The Hint Bits Shortcut

Checking whether a transaction committed sounds expensive — it requires consulting the commit log, a persistent file on disk that stores two bits per transaction recording whether it committed or aborted. Do this for every row in every query, and the overhead adds up.

PostgreSQL cheats. Once it has looked up the commit status of a transaction and confirmed that xmin committed, it writes that fact directly into the row's infomask — a small set of status flags in the tuple header. These are called hint bits. The next time any backend looks at that row, it sees the flag and skips the commit log lookup entirely. No lock is needed to set a hint bit because it is an idempotent operation — multiple backends can write the same flag simultaneously without corrupting anything.

The Dead Tuple Problem

Now you can see the problem. Every update leaves behind an old row version. Every delete leaves behind a ghost. Over time, a table that sees heavy write activity accumulates enormous numbers of dead tuples — rows that no living transaction will ever see again, but which are still physically sitting on disk, taking up space.

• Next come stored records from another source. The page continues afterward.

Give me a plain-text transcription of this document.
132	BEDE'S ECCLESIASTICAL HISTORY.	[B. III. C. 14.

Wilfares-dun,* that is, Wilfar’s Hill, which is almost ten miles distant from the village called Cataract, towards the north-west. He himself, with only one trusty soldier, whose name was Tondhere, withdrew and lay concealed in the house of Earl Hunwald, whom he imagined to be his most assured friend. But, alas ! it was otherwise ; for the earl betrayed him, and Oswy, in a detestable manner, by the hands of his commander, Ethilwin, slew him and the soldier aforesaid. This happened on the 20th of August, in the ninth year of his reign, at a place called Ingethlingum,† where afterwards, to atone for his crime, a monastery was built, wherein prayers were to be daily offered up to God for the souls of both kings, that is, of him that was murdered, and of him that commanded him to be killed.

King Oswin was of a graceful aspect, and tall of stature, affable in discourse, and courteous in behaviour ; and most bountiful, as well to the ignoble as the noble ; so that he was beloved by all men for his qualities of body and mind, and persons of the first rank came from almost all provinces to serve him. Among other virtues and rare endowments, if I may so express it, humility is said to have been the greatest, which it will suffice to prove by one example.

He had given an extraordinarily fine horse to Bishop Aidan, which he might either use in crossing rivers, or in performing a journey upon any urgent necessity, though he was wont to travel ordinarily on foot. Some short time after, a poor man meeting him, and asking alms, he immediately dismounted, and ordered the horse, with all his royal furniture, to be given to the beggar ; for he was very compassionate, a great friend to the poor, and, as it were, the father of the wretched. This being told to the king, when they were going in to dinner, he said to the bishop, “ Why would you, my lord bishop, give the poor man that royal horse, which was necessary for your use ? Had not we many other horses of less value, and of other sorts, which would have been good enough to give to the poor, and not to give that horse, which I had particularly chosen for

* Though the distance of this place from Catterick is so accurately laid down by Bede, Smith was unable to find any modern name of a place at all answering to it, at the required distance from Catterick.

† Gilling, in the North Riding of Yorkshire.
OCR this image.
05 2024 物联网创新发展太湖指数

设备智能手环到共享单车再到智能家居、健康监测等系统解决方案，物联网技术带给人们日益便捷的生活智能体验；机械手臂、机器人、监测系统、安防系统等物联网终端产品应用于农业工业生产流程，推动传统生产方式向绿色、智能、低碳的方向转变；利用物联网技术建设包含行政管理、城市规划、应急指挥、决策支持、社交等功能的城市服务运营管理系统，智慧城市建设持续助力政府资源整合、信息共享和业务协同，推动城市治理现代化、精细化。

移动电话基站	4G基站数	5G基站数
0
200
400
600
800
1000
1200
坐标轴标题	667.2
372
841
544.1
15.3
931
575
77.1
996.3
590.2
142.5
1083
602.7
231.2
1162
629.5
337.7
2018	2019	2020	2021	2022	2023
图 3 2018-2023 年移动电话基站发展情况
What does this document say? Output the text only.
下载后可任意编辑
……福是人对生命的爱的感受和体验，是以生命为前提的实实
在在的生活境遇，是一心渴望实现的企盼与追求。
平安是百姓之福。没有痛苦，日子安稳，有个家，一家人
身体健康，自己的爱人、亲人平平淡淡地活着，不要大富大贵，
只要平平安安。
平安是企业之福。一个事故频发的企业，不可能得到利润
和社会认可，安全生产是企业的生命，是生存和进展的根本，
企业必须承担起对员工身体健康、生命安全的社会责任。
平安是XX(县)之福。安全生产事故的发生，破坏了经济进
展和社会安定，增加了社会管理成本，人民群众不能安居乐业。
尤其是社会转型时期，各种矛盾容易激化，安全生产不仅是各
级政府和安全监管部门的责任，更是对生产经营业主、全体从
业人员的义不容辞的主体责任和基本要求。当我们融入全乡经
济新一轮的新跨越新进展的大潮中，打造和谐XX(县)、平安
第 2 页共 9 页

This is where VACUUM comes in. VACUUM's job is to find dead tuples and mark their space as reusable. But it cannot simply remove any tuple with a non-zero xmax. It has to be certain that no currently running transaction could possibly need to see the old version. To determine this, PostgreSQL computes the oldest transaction ID that any open snapshot could care about. Any tuple whose xmax is older than that threshold is provably invisible to everyone alive and can be safely reclaimed.

If VACUUM falls behind — if writes are heavy and autovacuum cannot keep up — dead tuples accumulate, pages fill with invisible garbage, and queries start reading more data than they need. This is table bloat, and it is a direct consequence of MVCC's approach to immutability.

The Upside of All This Complexity

The reason PostgreSQL goes to all this trouble is concurrency. Because old row versions are never overwritten, a long-running read transaction can sit comfortably reading a snapshot from five minutes ago while write transactions hammer the same tables at full speed. Nobody blocks anybody. Readers and writers do not compete for the same locks. The database can serve hundreds of simultaneous connections with minimal coordination overhead.

The cost is storage and the need for VACUUM. The benefit is that your reporting query does not slow down your order processing pipeline, and your order processing pipeline does not make your reporting query see partial results. That trade-off is at the core of every PostgreSQL installation, running quietly underneath every query you have ever sent it.